Novos exames de sangue e urina permitem detectar o autismo em crianças

Novos testes que detectam níveis mais altos de proteínas alteradas no plasma sanguíneo de crianças com autismo, que os diferenciam de crianças saudáveis, podem facilitar o diagnóstico precoce desta doença.

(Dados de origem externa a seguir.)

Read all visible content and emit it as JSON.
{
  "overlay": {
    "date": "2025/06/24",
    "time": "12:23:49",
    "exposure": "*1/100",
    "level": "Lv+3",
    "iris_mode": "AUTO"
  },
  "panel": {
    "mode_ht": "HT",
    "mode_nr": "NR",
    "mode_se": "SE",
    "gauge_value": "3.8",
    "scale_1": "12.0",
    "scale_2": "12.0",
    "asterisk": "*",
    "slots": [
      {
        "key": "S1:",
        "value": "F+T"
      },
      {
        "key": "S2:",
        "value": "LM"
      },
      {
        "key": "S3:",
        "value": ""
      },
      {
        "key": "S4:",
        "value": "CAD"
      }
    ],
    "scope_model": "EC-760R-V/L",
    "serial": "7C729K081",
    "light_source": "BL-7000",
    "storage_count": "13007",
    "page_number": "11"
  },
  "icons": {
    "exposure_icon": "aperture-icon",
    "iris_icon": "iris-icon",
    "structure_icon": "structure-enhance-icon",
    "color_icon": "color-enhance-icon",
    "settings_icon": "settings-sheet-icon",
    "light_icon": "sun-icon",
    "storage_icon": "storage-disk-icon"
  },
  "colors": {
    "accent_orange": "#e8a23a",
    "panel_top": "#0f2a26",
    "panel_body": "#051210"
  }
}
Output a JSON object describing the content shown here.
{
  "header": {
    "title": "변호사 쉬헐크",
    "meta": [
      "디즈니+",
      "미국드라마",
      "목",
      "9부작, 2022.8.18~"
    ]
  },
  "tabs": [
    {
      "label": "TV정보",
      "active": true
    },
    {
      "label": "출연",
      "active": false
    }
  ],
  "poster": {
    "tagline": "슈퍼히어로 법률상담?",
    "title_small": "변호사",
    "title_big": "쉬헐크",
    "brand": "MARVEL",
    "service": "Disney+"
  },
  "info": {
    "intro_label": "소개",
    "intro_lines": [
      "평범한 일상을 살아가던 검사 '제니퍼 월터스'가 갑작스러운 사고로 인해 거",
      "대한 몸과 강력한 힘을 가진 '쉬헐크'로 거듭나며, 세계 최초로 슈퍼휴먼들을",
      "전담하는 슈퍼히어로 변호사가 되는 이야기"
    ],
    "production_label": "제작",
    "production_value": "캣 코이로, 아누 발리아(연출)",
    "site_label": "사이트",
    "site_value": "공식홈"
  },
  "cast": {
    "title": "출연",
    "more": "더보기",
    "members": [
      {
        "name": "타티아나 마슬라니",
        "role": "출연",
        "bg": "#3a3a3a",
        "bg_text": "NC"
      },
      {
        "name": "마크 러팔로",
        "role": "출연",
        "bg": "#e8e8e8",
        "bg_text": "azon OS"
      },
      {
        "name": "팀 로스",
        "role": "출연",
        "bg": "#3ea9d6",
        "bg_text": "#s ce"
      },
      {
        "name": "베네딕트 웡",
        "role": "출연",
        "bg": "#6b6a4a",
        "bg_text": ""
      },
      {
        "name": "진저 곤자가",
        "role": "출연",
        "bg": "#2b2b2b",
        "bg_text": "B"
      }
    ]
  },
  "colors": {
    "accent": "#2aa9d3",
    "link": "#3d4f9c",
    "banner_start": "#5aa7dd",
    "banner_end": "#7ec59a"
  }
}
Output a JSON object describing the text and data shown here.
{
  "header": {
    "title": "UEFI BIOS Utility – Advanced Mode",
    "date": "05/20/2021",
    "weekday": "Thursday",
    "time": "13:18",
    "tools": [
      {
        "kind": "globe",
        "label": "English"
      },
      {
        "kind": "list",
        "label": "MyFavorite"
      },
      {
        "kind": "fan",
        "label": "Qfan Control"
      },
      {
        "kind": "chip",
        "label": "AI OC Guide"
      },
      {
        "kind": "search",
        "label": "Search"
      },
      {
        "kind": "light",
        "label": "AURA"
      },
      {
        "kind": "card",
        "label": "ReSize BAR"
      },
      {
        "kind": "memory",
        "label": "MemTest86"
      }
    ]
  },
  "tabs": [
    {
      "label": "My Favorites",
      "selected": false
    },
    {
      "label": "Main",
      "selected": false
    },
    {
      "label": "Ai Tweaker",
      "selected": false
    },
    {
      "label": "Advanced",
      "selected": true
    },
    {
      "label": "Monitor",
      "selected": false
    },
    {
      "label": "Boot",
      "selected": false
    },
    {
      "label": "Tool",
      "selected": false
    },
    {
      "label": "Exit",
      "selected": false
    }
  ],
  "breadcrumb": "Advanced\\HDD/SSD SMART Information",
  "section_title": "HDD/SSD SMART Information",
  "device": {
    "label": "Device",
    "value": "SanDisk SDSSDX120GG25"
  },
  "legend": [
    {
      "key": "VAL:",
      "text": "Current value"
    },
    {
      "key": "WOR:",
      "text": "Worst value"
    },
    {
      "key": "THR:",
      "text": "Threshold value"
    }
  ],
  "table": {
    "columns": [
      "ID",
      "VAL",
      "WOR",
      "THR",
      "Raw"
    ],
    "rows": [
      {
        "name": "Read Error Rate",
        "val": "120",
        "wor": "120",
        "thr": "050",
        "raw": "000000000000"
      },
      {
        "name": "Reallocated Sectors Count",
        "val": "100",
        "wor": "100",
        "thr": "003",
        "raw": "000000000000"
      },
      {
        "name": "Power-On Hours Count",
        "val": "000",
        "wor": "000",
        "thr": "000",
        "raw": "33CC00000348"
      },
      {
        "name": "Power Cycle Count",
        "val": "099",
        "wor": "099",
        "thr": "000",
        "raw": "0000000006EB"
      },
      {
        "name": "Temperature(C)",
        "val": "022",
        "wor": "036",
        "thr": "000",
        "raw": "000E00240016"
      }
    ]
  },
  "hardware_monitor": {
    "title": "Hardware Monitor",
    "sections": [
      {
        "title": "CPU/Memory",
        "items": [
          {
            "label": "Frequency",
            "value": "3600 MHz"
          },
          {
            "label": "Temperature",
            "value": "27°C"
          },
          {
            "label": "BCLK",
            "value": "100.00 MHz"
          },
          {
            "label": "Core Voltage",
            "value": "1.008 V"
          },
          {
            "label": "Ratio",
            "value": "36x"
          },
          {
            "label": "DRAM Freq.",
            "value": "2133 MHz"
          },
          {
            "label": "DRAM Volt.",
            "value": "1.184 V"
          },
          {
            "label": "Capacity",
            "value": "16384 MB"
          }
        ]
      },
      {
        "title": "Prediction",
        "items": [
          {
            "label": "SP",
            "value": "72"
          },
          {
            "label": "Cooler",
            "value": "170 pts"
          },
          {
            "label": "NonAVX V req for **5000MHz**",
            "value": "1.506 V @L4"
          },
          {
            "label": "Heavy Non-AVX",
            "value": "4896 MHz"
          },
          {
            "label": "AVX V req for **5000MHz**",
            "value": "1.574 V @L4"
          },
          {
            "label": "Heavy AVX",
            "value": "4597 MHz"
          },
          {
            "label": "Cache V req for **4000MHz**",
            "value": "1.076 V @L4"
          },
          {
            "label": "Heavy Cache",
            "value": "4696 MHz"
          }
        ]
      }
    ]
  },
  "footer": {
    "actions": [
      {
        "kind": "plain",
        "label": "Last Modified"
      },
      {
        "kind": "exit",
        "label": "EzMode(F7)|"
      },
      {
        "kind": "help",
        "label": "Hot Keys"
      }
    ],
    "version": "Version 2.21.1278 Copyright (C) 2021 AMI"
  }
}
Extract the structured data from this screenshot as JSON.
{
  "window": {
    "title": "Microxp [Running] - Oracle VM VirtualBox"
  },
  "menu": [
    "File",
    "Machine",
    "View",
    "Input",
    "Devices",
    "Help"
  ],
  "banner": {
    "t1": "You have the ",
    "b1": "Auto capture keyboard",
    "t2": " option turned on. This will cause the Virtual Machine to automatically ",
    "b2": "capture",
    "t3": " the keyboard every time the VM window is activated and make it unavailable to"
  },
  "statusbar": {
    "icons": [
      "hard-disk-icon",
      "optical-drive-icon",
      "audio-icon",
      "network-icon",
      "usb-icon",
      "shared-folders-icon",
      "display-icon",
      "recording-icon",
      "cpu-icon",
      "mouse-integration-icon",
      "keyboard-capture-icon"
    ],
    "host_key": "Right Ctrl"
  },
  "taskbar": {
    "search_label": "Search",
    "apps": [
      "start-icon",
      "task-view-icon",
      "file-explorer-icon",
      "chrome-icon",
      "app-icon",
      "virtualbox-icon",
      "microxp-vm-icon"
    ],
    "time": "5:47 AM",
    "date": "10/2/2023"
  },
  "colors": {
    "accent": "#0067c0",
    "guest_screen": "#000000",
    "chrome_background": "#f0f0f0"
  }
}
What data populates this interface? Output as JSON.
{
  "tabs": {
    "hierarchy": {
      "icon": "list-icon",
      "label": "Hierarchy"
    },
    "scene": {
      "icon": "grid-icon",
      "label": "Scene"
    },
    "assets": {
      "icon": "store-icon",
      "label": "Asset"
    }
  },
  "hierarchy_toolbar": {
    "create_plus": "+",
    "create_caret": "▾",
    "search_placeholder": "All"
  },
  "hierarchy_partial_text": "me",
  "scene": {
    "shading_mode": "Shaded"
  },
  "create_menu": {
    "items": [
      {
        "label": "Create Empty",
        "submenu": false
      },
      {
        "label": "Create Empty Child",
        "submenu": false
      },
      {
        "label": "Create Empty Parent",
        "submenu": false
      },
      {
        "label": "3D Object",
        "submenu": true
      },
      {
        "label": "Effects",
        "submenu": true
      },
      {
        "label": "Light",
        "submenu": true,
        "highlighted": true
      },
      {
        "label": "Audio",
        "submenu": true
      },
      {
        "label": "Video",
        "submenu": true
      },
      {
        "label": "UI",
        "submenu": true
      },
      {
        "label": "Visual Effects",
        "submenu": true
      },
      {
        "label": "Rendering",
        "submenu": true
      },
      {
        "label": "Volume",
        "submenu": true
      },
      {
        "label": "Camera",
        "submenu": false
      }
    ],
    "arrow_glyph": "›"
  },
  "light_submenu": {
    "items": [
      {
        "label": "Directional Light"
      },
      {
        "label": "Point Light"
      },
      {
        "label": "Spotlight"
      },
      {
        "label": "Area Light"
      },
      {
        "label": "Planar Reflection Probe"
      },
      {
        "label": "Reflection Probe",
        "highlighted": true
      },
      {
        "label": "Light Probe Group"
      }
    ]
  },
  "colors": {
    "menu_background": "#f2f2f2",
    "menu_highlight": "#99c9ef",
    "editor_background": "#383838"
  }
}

Novos exames de sangue e urina permitem detectar o autismo em crianças
5 (100%) 1 voto Gostou Do Artigo?Deixe Seu Voto

Um estudo através do exame de sangue e urina, em que pela primeira vez se analisam os níveis de proteínas danificadas pela oxidação e glicação (que são significativamente mais elevados em crianças com autismo), poderiam ajudar a diagnosticar os transtornos em crianças autista (TEA) precocemente, o que permitiria estabelecer o tratamento adequado muito antes e, assim, melhorar os problemas de interação social e comportamento que caracterizam os afetados por esta doença.

Os novos exames, que foram desenvolvidos por pesquisadores da Faculdade de Medicina da Universidade de Warwick (Reino Unido), em colaboração com cientistas da Universidade de Bolonha (Itália), Birmingham (Reino Unido), o Instituto de As Ciências Neurológicas de Bolonha e a Fundação ONLUS de Don Carlo Gnocchi (Itália) foram testadas com amostras de sangue e urina de 38 crianças diagnosticadas com ASD e 31 menores saudáveis ​​que atuaram como grupo controle.

A pesquisa, publicada em Autismo Molecular , revelou que o plasma sanguíneo de crianças que sofrem de um distúrbio do espectro do autismo contém níveis mais altos do marcador de oxidação de ditiosina (DT) , bem como certos compostos modificados com açúcar, que são referidos como “produtos finais avançados de glicação”.

Este teste pode revelar novas causas do autismo

Usando técnicas de algoritmo de inteligência artificial , os autores do estudo projetaram um algoritmo ou equação matemática para combinar as modificações desses compostos e distinguir pacientes com autistas e indivíduos saudáveis ​​do grupo controle. Desta forma, obtiveram o melhor teste de diagnóstico disponível até à data para identificar ASD.

Como explicado por Naila Rabbani, especialista em Biologia de Sistemas Experimentais na Universidade de Warwick e diretor do trabalho, suas descobertas podem contribuir para um diagnóstico precoce e intervenção e também confiam em que esses testes podem identificar perfis específicos de plasma e urinóis Associado a compostos com alterações prejudiciais que intervêm no início da doença, o que ajudaria a descobrir as causas de autismo .

Deixe uma resposta

Seu endereço de email não será publicado.